Desde el inicio del sexenio de Andrés Manuel López Obrador, los programas sociales han crecido como nunca. El resultado más tangible, y positivo, ha sido la reducción de la pobreza, pero el ritmo de crecimiento del gasto social no es sostenible y amenaza con devorarse el presupuesto público en el futuro cercano.
Dentro de este gasto, las pensiones son, por mucho, el rubro más relevante. Uno de cada tres pesos del gasto programable se destina a cubrirlas. Las pensiones contributivas, financiadas con aportaciones de trabajadores, patronos y gobierno, consumen más de 70 por ciento de esos recursos. El problema es que los ingresos asociados no alcanzan para cubrir las obligaciones, sobre todo las heredadas de regímenes previos a la creación de las Afores en 1997.

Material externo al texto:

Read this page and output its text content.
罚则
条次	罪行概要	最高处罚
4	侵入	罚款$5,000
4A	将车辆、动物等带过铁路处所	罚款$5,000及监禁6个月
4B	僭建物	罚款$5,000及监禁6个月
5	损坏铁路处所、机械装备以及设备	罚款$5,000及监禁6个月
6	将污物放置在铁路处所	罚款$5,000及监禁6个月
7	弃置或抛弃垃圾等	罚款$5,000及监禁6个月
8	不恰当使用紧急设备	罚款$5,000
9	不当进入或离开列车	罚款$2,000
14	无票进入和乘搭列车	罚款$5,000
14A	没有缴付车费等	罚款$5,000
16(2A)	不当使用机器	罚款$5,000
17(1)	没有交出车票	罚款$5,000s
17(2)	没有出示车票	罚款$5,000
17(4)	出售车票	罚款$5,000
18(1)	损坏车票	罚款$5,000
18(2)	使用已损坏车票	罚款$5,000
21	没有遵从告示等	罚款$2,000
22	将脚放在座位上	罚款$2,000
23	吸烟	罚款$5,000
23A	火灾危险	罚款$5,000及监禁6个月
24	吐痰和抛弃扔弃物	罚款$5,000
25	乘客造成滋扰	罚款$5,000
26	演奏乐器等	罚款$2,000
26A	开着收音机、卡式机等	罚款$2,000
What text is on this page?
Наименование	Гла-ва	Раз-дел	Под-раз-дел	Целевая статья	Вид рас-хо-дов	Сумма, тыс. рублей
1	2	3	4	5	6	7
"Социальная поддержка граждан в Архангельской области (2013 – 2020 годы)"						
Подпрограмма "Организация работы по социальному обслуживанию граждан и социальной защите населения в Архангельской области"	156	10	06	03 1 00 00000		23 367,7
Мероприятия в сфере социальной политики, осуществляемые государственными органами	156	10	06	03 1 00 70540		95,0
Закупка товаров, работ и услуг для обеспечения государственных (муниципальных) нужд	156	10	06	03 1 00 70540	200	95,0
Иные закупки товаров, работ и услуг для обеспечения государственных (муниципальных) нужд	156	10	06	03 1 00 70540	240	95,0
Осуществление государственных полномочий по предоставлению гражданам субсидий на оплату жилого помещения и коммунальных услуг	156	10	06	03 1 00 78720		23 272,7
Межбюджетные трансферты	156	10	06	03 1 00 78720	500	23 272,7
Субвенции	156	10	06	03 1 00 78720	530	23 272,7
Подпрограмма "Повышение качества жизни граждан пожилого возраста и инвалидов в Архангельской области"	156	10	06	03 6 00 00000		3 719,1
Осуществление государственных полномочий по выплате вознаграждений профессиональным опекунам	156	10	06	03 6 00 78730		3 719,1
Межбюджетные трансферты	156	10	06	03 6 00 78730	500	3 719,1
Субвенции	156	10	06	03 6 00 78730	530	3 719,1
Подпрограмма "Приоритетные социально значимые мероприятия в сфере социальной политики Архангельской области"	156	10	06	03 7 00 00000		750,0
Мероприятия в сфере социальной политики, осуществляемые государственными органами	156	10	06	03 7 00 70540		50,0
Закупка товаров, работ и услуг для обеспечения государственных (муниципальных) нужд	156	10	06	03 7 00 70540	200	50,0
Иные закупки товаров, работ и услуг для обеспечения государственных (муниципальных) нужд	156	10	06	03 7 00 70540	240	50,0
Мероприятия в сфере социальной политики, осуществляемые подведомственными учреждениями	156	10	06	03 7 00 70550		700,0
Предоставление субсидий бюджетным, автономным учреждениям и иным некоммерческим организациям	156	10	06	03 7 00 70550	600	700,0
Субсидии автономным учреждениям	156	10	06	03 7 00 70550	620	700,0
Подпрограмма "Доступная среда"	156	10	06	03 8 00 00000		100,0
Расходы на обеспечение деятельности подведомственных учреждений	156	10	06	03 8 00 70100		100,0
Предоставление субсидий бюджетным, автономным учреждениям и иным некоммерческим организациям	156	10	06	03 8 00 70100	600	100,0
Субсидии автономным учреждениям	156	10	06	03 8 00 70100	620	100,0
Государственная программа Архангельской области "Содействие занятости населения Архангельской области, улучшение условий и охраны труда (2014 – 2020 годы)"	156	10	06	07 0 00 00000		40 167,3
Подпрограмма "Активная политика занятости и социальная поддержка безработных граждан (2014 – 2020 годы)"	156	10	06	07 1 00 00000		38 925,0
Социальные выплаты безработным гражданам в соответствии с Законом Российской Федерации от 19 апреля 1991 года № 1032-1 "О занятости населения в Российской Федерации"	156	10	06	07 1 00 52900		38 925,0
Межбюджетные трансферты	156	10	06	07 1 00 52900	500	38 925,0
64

Aunque representen solo 30 por ciento del total, las pensiones no contributivas están creciendo de manera más acelerada. En 2018, la Pensión para Adultos Mayores era marginal; hoy es el programa social más costoso. Para 2026 tendrá un presupuesto superior a 500 mil millones de pesos, diez veces lo que se asignará a la UNAM. En apenas siete años pasamos de cero pesos a 6 mil bimestrales para todos los mexicanos de 65 años o más, sin importar si cotizan o no en la seguridad social. Con la recién creada Pensión Mujeres Bienestar, el gasto sumará otros 55 mil millones.
No cabe duda de que existía una deuda histórica con esta población, que en muchos casos envejecía sin ingresos básicos. Pero, a diferencia de las pensiones contributivas, aquí no hay financiamiento directo: todo sale de los recursos generales del gobierno.
El resultado es que el costo está creciendo de manera explosiva. Mientras que en 2018 las pensiones representaban 3.4 por ciento del PIB, en 2026 alcanzarán 6 por ciento. El problema de fondo es demográfico: México está envejeciendo. Para 2050 el número de adultos mayores se duplicará y la esperanza de vida sigue aumentando (un año adicional cada seis años), lo que significa que cada generación cobrará su pensión durante más tiempo.
El gobierno ya explora nuevas fuentes de ingresos: mayores impuestos a refrescos y cigarros, aranceles a bienes asiáticos, combate al contrabando, control de aduanas y lucha contra el huachicol. Veremos hasta dónde alcanza.
Por lo pronto, los números no cuadran. Para financiar el gasto social se están sacrificando dependencias esenciales como salud, educación y seguridad. Pero ni los nuevos ingresos ni los recortes alcanzarán. Endeudarse tampoco es solución. Más temprano que tarde pondrá en riesgo la estabilidad macroeconómica.
Lo cierto es que no hay buenas opciones, y el raquítico crecimiento económico no ayuda. O el gobierno incrementa sus ingresos (lo que apunta a una reforma fiscal de fondo) o tendrá que frenar de forma drástica sus gastos.
El aumento del gasto social ha traído grandes beneficios para la población y, por qué no decirlo, para Morena. Será casi imposible mantener el ritmo sin decisiones drásticas.